What happened next is almost a blur now. Between Zoom calls, Slack channels, Google Docs, Hangouts, and Github, a project started to come together. There were some long days, late nights, and weekends, for sure. We shipped a lot of code over the next few weeks. Enormous kudos goes to both Jonny and Sam – two coders at TPP – for their role in making this happen. An extra mention goes to Jonny, who has simultaneously dealt with lockdown, work, and two new twins! (Read Jonny’s thoughts on the project here).

Running in parallel with technical developments was a significant workstream on information governance and ethics. Again, this was a collaborative effort between the teams, but it was coordinated and delivered by NHS England and NHSX. The project would have gone nowhere without their hard work and support. So, only a few weeks after the first phone call, we got permission to build the research platform. The permission enabled us to link data from primary care, hospitals, emergency departments, intensive care, and laboratories, with death certificates. We’ve also had the ongoing opportunity to revisit these permissions if and when the research teams have needed more data sets as the Covid situation has evolved. Again, there was more goodwill and hard work from organisations across the country to make this actually happen, in particular, from the analytic teams at ONS, ICNARC, and NHS England.

The result of all this work is the OpenSAFELY platform. It’s a linked, deidentified EHR data platform for over 24 million people in England. It was created under the government’s emergency Control of Patient Information (COPI) regulations for the purposes of Covid research. It’s not just a new platform though, it’s a completely new way of doing EHR research. We haven’t needed to move huge extracts of EHR data around to other research environments. The data stays where it is, inside the secure data centre where the patient records are already sorted. The analytics comes to the data. No data can ever leave the existing EHR infrastructure, only the research results. We’ve gone further than this too.

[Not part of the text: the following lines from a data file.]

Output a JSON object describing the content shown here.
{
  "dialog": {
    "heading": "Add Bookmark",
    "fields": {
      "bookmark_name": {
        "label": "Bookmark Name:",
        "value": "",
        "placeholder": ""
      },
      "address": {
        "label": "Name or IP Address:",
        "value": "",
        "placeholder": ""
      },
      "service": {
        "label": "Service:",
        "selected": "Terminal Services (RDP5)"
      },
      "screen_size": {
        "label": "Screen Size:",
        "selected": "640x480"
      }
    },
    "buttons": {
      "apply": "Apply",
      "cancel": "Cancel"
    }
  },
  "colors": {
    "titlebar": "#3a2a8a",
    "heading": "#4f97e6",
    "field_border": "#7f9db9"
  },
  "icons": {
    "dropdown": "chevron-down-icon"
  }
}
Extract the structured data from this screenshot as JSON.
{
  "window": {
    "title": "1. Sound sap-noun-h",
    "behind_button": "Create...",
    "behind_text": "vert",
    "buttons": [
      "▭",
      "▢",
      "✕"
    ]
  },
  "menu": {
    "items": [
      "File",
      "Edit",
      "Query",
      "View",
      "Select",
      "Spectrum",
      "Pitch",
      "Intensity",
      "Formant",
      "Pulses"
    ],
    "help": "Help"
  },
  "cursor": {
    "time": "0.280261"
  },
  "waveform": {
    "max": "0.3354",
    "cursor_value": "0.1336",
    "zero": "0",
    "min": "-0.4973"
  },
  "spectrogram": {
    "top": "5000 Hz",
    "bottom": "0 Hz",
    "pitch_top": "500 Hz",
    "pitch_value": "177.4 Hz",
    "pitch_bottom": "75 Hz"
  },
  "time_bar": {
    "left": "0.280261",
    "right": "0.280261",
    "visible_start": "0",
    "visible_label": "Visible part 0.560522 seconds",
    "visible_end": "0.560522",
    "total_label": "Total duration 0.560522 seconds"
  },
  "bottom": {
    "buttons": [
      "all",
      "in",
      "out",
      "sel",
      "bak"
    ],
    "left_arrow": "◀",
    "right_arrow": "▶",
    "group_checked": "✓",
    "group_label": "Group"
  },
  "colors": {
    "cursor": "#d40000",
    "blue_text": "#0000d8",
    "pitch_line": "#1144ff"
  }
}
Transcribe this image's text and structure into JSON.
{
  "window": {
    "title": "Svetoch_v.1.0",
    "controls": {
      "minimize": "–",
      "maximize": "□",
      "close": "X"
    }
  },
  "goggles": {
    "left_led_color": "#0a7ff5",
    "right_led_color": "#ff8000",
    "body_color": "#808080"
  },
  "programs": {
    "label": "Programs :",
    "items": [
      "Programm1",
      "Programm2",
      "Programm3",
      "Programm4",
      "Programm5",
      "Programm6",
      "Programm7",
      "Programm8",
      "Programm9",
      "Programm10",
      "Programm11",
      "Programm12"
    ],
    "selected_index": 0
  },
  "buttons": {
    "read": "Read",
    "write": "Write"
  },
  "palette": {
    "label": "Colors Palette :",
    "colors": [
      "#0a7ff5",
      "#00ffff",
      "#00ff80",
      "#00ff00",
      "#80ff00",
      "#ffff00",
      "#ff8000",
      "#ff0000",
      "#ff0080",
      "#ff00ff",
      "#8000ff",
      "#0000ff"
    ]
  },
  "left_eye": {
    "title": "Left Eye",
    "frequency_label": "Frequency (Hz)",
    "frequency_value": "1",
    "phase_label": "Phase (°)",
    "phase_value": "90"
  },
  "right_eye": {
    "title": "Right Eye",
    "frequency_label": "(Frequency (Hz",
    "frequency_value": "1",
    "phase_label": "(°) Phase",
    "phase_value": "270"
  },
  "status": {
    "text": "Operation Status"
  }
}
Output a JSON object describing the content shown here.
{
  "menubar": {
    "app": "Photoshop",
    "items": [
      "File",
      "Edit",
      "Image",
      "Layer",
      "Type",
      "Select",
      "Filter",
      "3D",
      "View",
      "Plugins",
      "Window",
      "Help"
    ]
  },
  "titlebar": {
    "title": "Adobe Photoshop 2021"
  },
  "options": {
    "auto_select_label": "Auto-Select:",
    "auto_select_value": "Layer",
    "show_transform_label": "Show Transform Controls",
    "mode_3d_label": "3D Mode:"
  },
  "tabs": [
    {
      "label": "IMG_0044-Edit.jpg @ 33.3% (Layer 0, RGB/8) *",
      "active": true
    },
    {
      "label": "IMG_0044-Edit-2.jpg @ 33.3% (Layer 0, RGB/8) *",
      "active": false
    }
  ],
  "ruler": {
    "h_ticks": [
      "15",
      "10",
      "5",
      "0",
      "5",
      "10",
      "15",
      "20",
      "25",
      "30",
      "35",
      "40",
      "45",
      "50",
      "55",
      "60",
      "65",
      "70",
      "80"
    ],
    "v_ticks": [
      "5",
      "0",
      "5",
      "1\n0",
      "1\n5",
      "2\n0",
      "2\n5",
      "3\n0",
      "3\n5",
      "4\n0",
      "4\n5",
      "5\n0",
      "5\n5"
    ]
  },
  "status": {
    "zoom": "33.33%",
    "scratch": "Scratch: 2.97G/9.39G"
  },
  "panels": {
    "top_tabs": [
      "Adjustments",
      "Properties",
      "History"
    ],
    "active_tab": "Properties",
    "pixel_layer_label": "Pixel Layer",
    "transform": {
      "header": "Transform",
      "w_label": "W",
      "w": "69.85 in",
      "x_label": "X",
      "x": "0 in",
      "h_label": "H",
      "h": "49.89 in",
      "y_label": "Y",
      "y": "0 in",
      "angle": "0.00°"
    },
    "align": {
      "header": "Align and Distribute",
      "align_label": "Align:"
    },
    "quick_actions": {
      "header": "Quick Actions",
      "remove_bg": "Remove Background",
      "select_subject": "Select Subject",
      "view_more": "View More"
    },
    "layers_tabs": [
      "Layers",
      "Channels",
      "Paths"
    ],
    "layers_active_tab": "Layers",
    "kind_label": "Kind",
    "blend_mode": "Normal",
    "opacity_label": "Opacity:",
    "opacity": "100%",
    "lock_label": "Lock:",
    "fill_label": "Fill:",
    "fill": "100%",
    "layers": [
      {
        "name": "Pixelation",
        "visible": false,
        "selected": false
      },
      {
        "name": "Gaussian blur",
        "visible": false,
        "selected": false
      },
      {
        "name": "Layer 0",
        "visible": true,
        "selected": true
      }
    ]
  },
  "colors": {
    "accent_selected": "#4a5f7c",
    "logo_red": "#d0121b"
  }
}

The epidemiology teams can only access the aggregate, low-dimensional data they need to do their research. The high-dimensional, event-level research data remains hidden from them. This forms a highly-secure layer of privacy control, without sacrificing the detail in the underlying data sets. It’s a new type of trusted-research environment, with a bespoke build purely for high-powered EHR research.

The first research output from the platform was the largest Covid study performed anywhere in the world, an analysis of Covid risk factors from over 17 million individuals. The study received a lot of attention globally and has now been published in Nature. There are a number of TPP staff who co-authored the paper and a big acknowledgement for the work of the technical support teams here too. In fact, the technical approach received a lot of attention itself, with articles in The Economist, New York Times, and ZDNet. The next set of outputs are now ready for publication, including important analyses into Covid treatment and prevention.

The project is built on being open and transparent. All the outputs, the code, the SQL, the disease definitions, the terminology lists, and the research protocols are available publicly on the project website and in the GitHub repo. We’re encouraging other research teams to use these, to comment on them, and to contribute back. A priority now is also to onboard other teams, from both the technical and ethical viewpoints. This is work in progress, but we are still only about 12 weeks in!

It’s been a whirlwind of a project and one of the most extraordinary things I’ve ever worked on. Bringing together the EHR vendors and the researchers, supported by a new breed of ‘developer-epidemiologists’ inside academia, has proved to be a very powerful idea. This approach, together with the security and speed that can be achieved by leaving data in-situ, is a legacy I hope can continue. I’ve met some brilliant people, doing phenomenal, important research. One day, I hope to meet them in the real-world too.